Later, on June 4, 2021 as well, the Supreme Court had granted 4 months time to the Committee.
"Having regard to the circumstances pleaded, four months time as prayed for is granted to the applicant Admission and Fee Regulatory Committee for Medical Education in Kerala for fixation of fees of the respondent private medical colleges for the MBBS Course from the academic year 201718 onwards.
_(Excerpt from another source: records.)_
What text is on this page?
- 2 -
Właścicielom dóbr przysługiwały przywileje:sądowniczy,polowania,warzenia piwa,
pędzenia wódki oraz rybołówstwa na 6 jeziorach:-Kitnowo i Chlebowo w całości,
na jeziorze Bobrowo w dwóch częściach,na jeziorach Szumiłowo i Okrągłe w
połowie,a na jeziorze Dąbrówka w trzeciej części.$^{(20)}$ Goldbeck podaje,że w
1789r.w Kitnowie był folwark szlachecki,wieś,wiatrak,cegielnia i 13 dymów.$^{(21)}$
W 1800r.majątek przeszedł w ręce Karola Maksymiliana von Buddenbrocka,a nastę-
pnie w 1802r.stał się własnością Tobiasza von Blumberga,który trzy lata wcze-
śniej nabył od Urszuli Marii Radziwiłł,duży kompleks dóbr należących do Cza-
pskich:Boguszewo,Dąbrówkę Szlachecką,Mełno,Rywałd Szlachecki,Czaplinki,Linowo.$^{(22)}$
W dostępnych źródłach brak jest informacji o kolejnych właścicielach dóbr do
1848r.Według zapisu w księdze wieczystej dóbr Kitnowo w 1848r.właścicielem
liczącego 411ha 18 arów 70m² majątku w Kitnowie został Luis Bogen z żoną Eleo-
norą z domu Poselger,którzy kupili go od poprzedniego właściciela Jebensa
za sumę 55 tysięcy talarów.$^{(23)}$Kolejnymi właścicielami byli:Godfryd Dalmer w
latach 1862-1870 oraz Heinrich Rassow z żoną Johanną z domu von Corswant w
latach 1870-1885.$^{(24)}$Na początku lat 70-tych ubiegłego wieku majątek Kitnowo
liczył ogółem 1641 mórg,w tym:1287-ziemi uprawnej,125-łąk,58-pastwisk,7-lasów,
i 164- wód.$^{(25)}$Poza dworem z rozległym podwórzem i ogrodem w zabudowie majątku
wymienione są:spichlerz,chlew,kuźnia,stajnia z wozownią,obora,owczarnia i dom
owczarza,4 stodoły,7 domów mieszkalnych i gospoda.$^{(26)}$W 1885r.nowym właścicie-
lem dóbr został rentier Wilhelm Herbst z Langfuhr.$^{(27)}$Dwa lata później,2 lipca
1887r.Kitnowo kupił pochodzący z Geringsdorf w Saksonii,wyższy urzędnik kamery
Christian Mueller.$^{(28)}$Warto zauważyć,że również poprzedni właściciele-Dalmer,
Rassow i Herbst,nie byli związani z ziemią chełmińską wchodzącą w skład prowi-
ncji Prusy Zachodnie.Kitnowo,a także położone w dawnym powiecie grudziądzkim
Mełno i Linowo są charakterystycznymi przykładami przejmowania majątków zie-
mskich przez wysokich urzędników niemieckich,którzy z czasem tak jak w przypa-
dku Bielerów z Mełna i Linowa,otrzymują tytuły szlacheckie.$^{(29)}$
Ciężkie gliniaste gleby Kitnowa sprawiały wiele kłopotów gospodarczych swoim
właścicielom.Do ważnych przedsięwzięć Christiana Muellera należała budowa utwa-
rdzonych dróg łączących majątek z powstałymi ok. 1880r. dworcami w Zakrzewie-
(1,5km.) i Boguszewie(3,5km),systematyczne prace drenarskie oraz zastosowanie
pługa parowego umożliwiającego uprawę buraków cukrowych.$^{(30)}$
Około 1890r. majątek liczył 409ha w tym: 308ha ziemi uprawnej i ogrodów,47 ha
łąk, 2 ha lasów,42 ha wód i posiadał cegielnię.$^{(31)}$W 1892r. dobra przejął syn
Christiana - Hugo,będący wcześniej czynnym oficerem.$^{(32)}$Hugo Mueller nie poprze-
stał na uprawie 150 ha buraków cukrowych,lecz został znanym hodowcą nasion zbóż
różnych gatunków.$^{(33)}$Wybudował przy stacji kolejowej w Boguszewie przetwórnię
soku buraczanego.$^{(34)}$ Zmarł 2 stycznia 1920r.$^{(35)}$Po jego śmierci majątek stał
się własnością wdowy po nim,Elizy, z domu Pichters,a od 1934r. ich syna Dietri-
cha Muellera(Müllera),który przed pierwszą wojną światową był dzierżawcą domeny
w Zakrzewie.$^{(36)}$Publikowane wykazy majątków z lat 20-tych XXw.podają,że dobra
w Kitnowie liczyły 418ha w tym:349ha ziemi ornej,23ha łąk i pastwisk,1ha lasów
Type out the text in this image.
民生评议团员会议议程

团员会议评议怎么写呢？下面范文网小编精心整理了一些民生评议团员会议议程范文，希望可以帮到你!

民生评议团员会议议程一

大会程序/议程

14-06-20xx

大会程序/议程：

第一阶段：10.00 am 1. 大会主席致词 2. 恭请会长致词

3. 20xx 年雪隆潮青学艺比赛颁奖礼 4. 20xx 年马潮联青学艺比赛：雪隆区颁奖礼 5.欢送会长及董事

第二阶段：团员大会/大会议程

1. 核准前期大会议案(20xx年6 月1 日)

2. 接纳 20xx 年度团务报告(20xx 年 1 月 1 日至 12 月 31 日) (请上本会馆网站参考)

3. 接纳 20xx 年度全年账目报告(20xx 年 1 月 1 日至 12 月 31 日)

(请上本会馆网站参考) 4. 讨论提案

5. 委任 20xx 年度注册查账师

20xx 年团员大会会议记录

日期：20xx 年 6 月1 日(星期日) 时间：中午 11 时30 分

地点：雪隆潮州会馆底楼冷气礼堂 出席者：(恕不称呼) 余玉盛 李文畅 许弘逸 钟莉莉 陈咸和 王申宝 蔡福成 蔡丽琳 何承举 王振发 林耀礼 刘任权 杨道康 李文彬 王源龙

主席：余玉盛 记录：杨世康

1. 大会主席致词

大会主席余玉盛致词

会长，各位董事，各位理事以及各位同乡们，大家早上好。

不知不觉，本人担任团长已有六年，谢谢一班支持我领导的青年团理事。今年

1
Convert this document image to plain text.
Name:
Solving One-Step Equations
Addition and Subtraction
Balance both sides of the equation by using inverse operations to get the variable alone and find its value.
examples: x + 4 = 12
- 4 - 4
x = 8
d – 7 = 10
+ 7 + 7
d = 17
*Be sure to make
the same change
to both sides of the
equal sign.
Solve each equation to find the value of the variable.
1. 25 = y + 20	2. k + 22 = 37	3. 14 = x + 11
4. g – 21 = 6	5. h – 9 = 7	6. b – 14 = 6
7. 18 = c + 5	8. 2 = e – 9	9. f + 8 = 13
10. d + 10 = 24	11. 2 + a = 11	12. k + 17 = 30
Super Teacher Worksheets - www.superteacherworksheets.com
The Miscellaneous Application is disposed of accordingly," the bench was quoted observing by Live Law.
However, the February 25 order of the Supreme Court couldn't be complied till now, and recently after the Kerala Government has instructed the professional colleges in the State not to increase their fees considering the ongoing COVID-19 crisis, the management of the self-financing medical colleges in the State started planning to approach the High Court to seek legal help regarding the matter.
Meanwhile, taking note of the fact that the earlier order couldn't be complied with due to non-cooperation and COVID-19, the Apex Court bench granted the Fee Regulatory Committee a period of 4 weeks time for fixing the fees in the private medical colleges in Kerala after due consultation with the management of private medical colleges.
"The Court on February 25, 2021, had directed the Fee Regulatory Committee for Medical Education in Kerala to consider self financing of medical colleges. Exercise had to be completed within a period of 3 months from that date. The Fee Regulatory Committee for Medical Education in Kerala is seeking extension of time. The direction issued on 25 February 2021 could not be complied with view of non cooperation. In addition covid has also been the reason for tasks not being completed in the time. In particular facts & circumstances of the case we grant 4 weeks from today to the committee to complete the exercise. Till then extension shall be granted," the Court was quoted observing by Live Law.